The Minuteman by Greg Donahue
My rating: 4 of 5 stars
This one is so up my alley (or, as the case may be, down my dark alley) that I can’t be neutral about it.
In this case, that’s a good thing. I could easily get irritated with someone who didn’t know what he was doing in narrating a history of a Jewish boxer/gangster who set out to attack Nazi Bundists in the 1930s. Instead, Greg Donahue does this with a real flair for narrative and without the can-you-believe-there-were-tough-Jews tone that many lesser writers might have brought.
The result here is the riveting story of Nat Arno, a Longy Zwillman tough guy charged with leading the Minutemen, a group of Jewish shtarkers who broke up Bund meetings throughout Newark, NJ and greater New York City area.

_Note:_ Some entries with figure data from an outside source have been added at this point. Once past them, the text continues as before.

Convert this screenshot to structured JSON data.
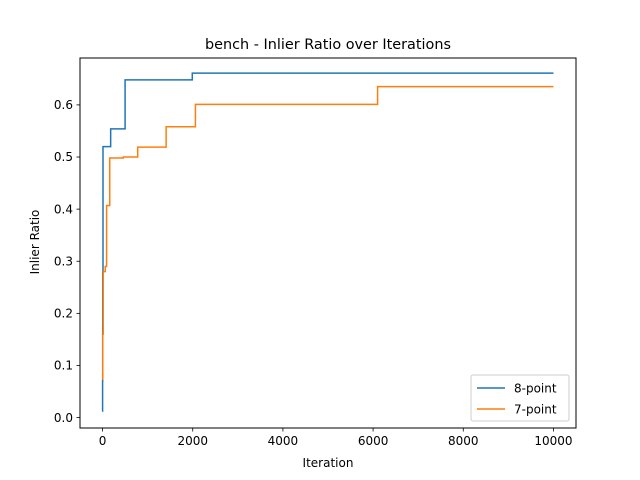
{
  "chart_data": {
    "type": "line",
    "title": "bench - Inlier Ratio over Iterations",
    "xlabel": "Iteration",
    "ylabel": "Inlier Ratio",
    "xlim": [
      -500,
      10500
    ],
    "ylim": [
      -0.02,
      0.69
    ],
    "xticks": [
      0,
      2000,
      4000,
      6000,
      8000,
      10000
    ],
    "xtick_labels": [
      "0",
      "2000",
      "4000",
      "6000",
      "8000",
      "10000"
    ],
    "yticks": [
      0.0,
      0.1,
      0.2,
      0.3,
      0.4,
      0.5,
      0.6
    ],
    "ytick_labels": [
      "0.0",
      "0.1",
      "0.2",
      "0.3",
      "0.4",
      "0.5",
      "0.6"
    ],
    "grid": false,
    "legend_position": "lower-right",
    "series": [
      {
        "name": "8-point",
        "color": "#1f77b4",
        "step": true,
        "points": [
          [
            0,
            0.012
          ],
          [
            1,
            0.07
          ],
          [
            3,
            0.16
          ],
          [
            5,
            0.28
          ],
          [
            10,
            0.52
          ],
          [
            180,
            0.554
          ],
          [
            500,
            0.648
          ],
          [
            1990,
            0.661
          ],
          [
            10000,
            0.661
          ]
        ]
      },
      {
        "name": "7-point",
        "color": "#ff7f0e",
        "step": true,
        "points": [
          [
            0,
            0.073
          ],
          [
            5,
            0.16
          ],
          [
            15,
            0.28
          ],
          [
            60,
            0.29
          ],
          [
            90,
            0.407
          ],
          [
            160,
            0.498
          ],
          [
            460,
            0.5
          ],
          [
            780,
            0.519
          ],
          [
            1410,
            0.558
          ],
          [
            2060,
            0.601
          ],
          [
            6100,
            0.635
          ],
          [
            10000,
            0.635
          ]
        ]
      }
    ]
  }
}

The idea of such characters isn’t new – Robert Rockaway wrote about many of them from across the country in his But – He was Good to His Mother years ago. But this book (or long booklet) is a valuable addition to that history. I knew that Zwillman contributed a lot to anti-Bundist work, but I’d never heard of Arno, and I’d certainly never seen his story so focused.
In addition to recounting a battle after battle chronicle of Arno’s life, Donahue raises some intriguing questions about the nature of Jewish self-defense. The nature of the story inclines him to see it as a good thing – he appreciatively quotes Jewish gangster authority Myron Sugarman saying that, if Jews had always defended themselves in such a way there’d be no anti-Semitism – but Donahue does raise the opposite perspective. There are many in the Jewish community who continue to believe that anti-anti-Semitic violence does more harm than good.
In a compelling wrap-up, Donahue reflects on how long it took for the Jewish community to acknowledge Arno’s accomplishments, and he sees it as a reflection of the deep ambivalence about his approach.
This one is short, probably too short to raise those larger questions in full, but it’s perhaps the finest I have read of the free books Audible gives out each month for members. An impressive job, and a good way to glimpse a larger history that I’ve worked to tell myself.